まずは、“汚れ物”の買い出し。錫村さんの実演販売で欠かせないのが、汚れた換気扇や蛇口などの道具。何年も掃除していないような “リアルな汚れ物”を求めて、解体業者へ足を運ぶ。ただの廃材も、錫村さんにとっては宝物。この日も、全部で7kgにもなる廃材を購入した。続いて、実演販売の練習。本番のようにテーブルをセッティングし、何度も繰り返しリハーサルを行う錫村さん。なかでも、こだわるのは汚れが落ちていくときの“見せ方”。商品の良さがより伝わるように、試行錯誤を重ねていく。
今回の実演販売で売る商品は、吹き付けるだけで簡単に汚れを落とすアルカリ性洗剤「超電水クリーン シュ!シュ!」と、エアコン専用ブラシ「ファンファン」。通常、実演販売士はメーカーやお店から頼まれた品物を売るが、錫村さんは自ら商品を開発し、それを実演して売っている。今回販売する「ファンファン」も錫村さんが手がけたもの。3年ほど前に発売し、累計24万本を売り上げた大ヒット商品だ。
「実演販売をしていると商品の欠点が見える。それが積み重なり、自分で作った方が早いと思って工場を探し始めた」
錫村さんが実演販売の世界に飛び込んだのは、24歳のとき。洗剤・掃除用品を扱うので「頑固な汚れにロックオン」から、名前をロックオン錫村にした。多くの実演販売士は、このような“販売士ネーム”と、購買意欲を刺激する“決め台詞”を持っているが、錫村さんは決め台詞を持っていない。
「決め台詞を言うと、ここで買わなきゃいけないっていう雰囲気が出てしまう。興味を持っていただいた方には買っていただきたい。帰りたい方は、気持ちよく帰っていただきたい」
そんな想いから、錫村さんは実演販売が終わった後にテーブルの下に潜る“しゃがみ落とし”という技を使っている。お客さんにプレッシャーを与えないように、あえて隙を作るのが狙いだ。
実演販売当日。開店時間の10時を過ぎても、錫村さんが実演販売を始める様子は一向に見られない。

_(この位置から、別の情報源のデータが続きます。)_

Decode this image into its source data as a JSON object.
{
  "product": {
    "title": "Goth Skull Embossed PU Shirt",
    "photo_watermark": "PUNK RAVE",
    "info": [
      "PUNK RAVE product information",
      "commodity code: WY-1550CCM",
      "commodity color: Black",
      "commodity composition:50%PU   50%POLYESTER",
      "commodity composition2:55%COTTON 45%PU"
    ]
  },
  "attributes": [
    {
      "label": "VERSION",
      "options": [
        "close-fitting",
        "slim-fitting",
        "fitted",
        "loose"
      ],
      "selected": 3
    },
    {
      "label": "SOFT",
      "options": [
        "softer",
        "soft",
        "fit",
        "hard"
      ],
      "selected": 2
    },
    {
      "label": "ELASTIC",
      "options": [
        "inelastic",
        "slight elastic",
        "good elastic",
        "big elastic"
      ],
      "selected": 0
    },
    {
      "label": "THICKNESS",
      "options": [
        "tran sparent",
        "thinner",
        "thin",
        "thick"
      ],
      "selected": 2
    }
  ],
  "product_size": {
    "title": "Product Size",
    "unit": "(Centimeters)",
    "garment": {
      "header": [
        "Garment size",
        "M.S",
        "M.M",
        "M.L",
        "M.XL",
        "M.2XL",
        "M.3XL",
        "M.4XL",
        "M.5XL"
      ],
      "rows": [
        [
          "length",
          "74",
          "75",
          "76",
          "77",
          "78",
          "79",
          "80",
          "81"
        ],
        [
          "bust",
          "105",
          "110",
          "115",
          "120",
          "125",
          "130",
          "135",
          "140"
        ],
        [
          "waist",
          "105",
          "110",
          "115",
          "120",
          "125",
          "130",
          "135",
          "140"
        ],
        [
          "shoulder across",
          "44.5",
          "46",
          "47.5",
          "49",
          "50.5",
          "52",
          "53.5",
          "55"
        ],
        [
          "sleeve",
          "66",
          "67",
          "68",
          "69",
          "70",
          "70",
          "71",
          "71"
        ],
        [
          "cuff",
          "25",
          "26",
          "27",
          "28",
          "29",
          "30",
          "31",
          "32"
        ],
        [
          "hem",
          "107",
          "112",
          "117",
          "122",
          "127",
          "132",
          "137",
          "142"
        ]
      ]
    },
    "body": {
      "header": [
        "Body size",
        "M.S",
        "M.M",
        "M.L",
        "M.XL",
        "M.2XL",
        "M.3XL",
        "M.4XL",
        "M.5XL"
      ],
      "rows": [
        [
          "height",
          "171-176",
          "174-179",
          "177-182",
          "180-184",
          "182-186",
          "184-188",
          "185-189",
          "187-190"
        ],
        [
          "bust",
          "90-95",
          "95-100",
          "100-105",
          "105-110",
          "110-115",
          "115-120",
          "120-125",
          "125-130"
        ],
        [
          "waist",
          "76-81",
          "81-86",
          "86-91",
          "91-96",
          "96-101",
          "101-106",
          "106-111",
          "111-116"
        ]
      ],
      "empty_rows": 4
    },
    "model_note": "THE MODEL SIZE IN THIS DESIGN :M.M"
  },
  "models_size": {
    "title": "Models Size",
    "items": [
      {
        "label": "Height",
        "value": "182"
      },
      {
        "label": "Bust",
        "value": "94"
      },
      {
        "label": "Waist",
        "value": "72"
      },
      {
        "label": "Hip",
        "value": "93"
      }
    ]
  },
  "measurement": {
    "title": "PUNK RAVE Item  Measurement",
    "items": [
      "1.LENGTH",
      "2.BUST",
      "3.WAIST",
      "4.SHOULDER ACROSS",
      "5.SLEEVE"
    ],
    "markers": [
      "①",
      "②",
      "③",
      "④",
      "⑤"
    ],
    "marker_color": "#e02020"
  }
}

「何時間でも待って確固たる腹のくくりがないと、目先の1個の販売を追ってしまう」
開店から1時間後。ようやく最初の実演販売がスタート。すると、あっという間に人が集まり出して商品が売れていく。途中でお客さんの流れが途切れることもあったが、その後も実演販売は大盛況。必殺技の“しゃがみ落とし”を使うと、商品を持ったお客さんが次々とレジへ。とっておきの汚れた換気扇を使うと、実演はさらに大盛り上がりを見せた。そして、午後5時。実演販売が終了。1日で「超電水クリーンシュ!シュ!」47個、「ファンファン」18個を売り上げた。満足いかない様子の錫村さんだが、お掃除用品ではこの場所での最高記録だ。溢れるほどの情熱を実演販売に注ぐ錫村さん。これからも、商品とお客さんとの出会いをドラマチックに演出していく。